Munding adalah istilah orang Sunda bagi binatang yang dalam bahasa Indonesia disebut sebagai kerbau atau Bubalus bubalis. Binatang memamah biak yang dapat mencapai berat antara 300-600 kg ini oleh berbagai bangsa di dunia telah didomestikasi alias menjadi hewan ternak untuk diambil daging maupun air susunya sebagai bahan makanan (id.wikipedia.org).
Selain itu, di beberapa daerah kerbau juga dijadikan sebagai hewan penarik pedati atau bajak. Di Jawa Barat misalnya, kerbau atau yang biasa disebut munding umum digunakan sebagai bajak. Oleh para petani, munding dimanfaatkan untuk ngawalajar yaitu suatu proses membalikkan lapisan tanah agar tidak asam dan dapat terkena sinar matahari. Ngawalajar merupakan salah satu dari rangkaian dalam proses pengolahan lahan persawahan. Tahap ini mulai dilaksanakan setelah nyacar atau pembersihan jerami bekas panen pada tanah sawah yang telah tergenang air.
Proses ngawalajar dimulai dengan memberi makan munding sekitar pukul 03.00 agar tidak loyo ketika sedang menarik singkal. Sekitar dua jam kemudian, munding dituntun keluar dari kandang menuju petak sawah yang akan digarap. Sesampainya di sawah, leher munding dipasang alat untuk menarik singkal berupa pasangan, streng, dan pangkal. Selanjutnya, dibawa ngider atau berputar-putar mengelilingi petak sawah sebagai “pemanasan” sebelum mulai menyingkal tanah. Dan, apabila telah siap, maka tukang bajak akan mengendalikannya dari belakang dengan cara berjalan sambil menekankan sebelah kakinya di atas singkal atau duduk di atas kayu dudukan lanjam. Si tukang bajak juga akan memberi aba-aba tertentu sebagai perintah kepada sang hewan agar berjalan lurus, berjalan agak ke samping, menundukkan kepala, berbelok kiri atau kanan, dan ngider (berputar mengelilingi petak sawah yang sedang dibajak). Dengan cara demikian maka alat pembalik yang dinamakan singkal (pekerjaannya dinamakan nyingkal) dapat masuk lebih dalam ke tanah dan membaliknya menjadi bongkahan-bongkahan besar.

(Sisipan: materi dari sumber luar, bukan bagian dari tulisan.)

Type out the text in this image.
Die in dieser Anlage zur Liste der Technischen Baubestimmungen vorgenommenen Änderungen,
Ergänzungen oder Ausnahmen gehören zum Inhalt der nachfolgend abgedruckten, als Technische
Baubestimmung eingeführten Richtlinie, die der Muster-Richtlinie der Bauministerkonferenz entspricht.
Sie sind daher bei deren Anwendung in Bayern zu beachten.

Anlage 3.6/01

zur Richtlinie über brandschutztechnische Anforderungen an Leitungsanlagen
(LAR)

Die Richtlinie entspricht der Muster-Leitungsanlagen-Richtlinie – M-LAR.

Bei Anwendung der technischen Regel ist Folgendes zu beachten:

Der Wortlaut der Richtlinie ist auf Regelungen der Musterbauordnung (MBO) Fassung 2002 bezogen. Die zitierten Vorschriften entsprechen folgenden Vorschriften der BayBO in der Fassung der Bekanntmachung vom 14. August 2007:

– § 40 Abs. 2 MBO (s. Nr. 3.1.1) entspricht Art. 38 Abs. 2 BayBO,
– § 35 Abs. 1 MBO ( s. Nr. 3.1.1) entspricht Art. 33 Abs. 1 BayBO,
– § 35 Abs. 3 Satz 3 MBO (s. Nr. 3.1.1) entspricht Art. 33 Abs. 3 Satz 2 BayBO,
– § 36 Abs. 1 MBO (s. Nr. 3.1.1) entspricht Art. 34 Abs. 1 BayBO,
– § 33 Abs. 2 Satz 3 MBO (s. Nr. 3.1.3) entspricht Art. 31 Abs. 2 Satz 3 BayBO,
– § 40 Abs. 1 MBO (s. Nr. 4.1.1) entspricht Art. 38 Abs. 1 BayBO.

Walau terlihat sederhana, pekerjaan membalik lapisan tanah menggunakan tenaga munding bukanlah suatu hal yang mudah karena harus mempunyai pengetahun mengenai peralatan yang digunakan untuk membajak, seluk-beluk tanah sawah yang akan dibajak, kebiasaan munding, serta bagaimana pelatihannya agar dapat digunakan untuk membajak sawah. Adapun cara melatihnya tergolong sederhana. Bagi munding berumur 2,5 hingga 3 tahun yang masih amatir atau baru akan dipekerjaan untuk menarik singkal dan garu, caranya cukup dengan menuntunnya menyusuri kalen (sungai kecil) lalu ngider (berkeliling) di areal persawahan yang belum digarap atau baru dicaian (diairi) dan menyusur kalen lagi. Pelatihan ini dilakukan oleh dua orang (satu orang menuntun dari depan, lainnya berada di belakang munding) dari pukul 06.00 hingga 12.00. Selanjutnya munding diangon (digembalakan) hingga pukul 15.00 atau 16.00 kemudian dimandikan dan menjelang magrib dimasukkan ke dalam kandang. Begitu seterusnya selama 2 hingga 4 hari berturut-turut hingga munding dianggap sudah nurut dan siap untuk menarik bajak. Selain munding amatir, yang sudah “jadi” atau mahir namun lama tidak dipakai untuk ngawuluku (membajak) juga perlu dilatih lagi dengan waktu yang jauh lebih sikat (sekitar 2 hingga 4 jam) dan hanya ngider di area persawahan tanpa mapai kalen lagi.
Pemeliharaan Munding
Bagi para tukang bajak, seekor munding merupakan benda paling berharga yang dapat dijadikan sebagai tumpuan hidup. Oleh karena itu, munding biasanya dipelihara dengan baik agar kesehatannya selalu terjaga dan dapat bekerja dengan maksimal. Usaha pemeliharaan munding dapat dibagi menjadi 3 bagian, yaitu: kandang, pemberian makan, dan kesehatan.
a. Kandang Munding
Harga seekor munding relatif mahal antara 4 hingga 15 juta rupiah, bergantung pada umur dan berat badannya. Oleh karena itu, agar munding terhindar dari teriknya sinar matahari, derasnya air hujan, dan dinginnya udara malam, maka perlu dibuatkan kandang (bangunan tempat tinggal binatang). Kadang munding bentuknya bermacam-macam, bergantung pada selera dan kemampuan pemiliknya. Jadi, ada kandang yang berbentuk menyerupai rumah biasa berdinding semen, anyaman bambu, atau triplek dan memiliki pintu untuk keluar masuk munding. Atapnya juga bermacam-macam; ada yang terbuat dari genting; ada yang terbuat dari seng; ada yang terbuat dari asbes; dan ada pula yang terbuat dari tumpukan jerami. Panjang dan lebar kandang bergantung dari jumlah munding yang dimiliki. Sedangkan tingginya sama atau hampir sama dengan tinggi rumah si pemilik.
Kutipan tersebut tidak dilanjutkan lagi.